Almost 300,000 sole traders could face higher tax bills than otherwise expected next year, following proposals by the Government to change the date small businesses report their profits.
The plans change the basis period rules from a ‘current year basis’ to a ‘tax year basis’. The transition would take place from 2022 to 2023. The changes would come into effect from 2023 to 2024.
A business’s profit or loss for a tax year would be the profit or loss that occurs in the actual tax year itself, regardless of its accounting date.
The changes to tax bills will also eat into the amount of working capital sole traders have for five years as they now have to pay more tax earlier.
A consultation and draft tax bills legislation has revealed plans to alter the 12-month period sole traders use to calculate profits, to bring everyone in line with either March 31 or the end of the tax year on April 5.
This will result in the date sole traders pay their tax bills being brought forward.
The measure is expected to affect 280,000 sole traders, based on tax returns for 2019/20.
Currently, businesses can choose the date to which they draw up annual accounts. The date they have to pay tax falls at the end of the tax year in which their accounting period stops.

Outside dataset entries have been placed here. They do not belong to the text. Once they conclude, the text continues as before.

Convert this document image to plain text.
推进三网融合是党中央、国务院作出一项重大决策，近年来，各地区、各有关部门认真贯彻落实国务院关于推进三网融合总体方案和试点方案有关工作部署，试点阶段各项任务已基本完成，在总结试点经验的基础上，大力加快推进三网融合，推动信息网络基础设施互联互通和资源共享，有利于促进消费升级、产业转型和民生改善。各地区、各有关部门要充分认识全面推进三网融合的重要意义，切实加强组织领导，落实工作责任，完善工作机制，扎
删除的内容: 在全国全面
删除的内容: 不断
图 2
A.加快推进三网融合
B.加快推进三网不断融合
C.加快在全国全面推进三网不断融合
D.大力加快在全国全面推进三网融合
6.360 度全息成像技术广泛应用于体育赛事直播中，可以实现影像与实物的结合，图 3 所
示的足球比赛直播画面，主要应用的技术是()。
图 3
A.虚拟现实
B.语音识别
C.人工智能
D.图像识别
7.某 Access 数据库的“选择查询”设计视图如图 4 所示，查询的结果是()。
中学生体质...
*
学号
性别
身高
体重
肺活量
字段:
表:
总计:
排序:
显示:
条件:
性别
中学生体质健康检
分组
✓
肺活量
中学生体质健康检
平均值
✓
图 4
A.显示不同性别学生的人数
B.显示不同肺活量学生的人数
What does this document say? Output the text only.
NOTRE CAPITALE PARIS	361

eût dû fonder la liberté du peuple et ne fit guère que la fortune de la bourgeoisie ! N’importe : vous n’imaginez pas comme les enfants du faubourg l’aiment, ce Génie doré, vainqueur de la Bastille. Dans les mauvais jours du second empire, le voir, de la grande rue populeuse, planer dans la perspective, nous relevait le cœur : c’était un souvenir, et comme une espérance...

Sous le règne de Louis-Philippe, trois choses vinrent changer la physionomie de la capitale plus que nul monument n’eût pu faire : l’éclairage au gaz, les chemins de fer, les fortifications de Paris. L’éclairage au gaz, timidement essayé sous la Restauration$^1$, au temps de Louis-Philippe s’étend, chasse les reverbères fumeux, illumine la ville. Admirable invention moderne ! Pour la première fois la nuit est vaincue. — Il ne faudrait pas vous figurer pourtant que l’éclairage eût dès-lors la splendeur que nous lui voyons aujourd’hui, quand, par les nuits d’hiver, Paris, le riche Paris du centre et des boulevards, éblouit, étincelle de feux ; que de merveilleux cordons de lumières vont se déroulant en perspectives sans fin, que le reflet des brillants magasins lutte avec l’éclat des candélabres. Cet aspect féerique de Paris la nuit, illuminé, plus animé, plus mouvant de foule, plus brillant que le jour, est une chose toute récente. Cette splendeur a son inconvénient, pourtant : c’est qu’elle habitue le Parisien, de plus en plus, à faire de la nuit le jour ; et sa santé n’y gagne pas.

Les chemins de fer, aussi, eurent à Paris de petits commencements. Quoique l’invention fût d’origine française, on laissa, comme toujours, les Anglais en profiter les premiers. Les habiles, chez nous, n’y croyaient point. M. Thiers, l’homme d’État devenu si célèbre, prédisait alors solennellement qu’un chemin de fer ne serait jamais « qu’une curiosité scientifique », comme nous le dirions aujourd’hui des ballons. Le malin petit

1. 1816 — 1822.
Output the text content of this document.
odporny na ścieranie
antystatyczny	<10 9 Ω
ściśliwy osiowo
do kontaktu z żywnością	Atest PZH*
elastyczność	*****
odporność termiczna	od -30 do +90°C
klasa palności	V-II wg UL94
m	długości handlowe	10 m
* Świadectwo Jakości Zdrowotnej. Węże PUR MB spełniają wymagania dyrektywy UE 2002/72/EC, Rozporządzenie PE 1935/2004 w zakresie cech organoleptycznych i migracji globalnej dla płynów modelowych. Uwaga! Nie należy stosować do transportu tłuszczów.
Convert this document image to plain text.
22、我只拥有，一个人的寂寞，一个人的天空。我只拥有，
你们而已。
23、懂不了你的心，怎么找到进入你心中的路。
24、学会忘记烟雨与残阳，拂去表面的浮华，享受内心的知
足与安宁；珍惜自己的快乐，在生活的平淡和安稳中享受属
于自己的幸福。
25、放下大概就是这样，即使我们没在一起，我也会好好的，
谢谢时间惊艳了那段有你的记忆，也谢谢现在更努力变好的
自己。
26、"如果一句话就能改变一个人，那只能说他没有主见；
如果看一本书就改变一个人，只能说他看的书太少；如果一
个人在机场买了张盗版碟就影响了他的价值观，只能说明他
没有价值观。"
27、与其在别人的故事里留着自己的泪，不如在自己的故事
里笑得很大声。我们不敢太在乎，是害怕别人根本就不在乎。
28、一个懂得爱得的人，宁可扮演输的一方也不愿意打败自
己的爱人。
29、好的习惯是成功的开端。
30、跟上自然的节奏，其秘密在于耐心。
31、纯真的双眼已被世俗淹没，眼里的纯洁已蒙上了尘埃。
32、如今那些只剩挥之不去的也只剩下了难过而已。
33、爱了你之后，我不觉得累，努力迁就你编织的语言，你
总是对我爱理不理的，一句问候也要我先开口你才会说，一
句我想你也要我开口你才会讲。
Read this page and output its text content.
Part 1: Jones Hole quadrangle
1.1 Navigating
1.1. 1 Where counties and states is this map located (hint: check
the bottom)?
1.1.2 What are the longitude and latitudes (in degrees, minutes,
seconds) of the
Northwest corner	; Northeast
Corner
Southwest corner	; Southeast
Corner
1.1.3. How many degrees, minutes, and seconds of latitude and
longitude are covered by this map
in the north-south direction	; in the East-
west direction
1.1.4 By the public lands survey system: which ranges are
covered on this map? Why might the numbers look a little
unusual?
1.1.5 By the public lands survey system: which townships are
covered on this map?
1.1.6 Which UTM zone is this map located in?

But from 2023, the Government has proposed that businesses and their partners be required to align their taxable profits with the rest of the country, even if they prepare their accounts to a different date.
There will be a transition year starting from April 2022 for businesses that do not currently use either March 31 or April 5 as a tax date. During it, affected firms will have to pay tax on more than one year’s profits — in the worst case 23 months — to be ready for the new system’s start in April 2023.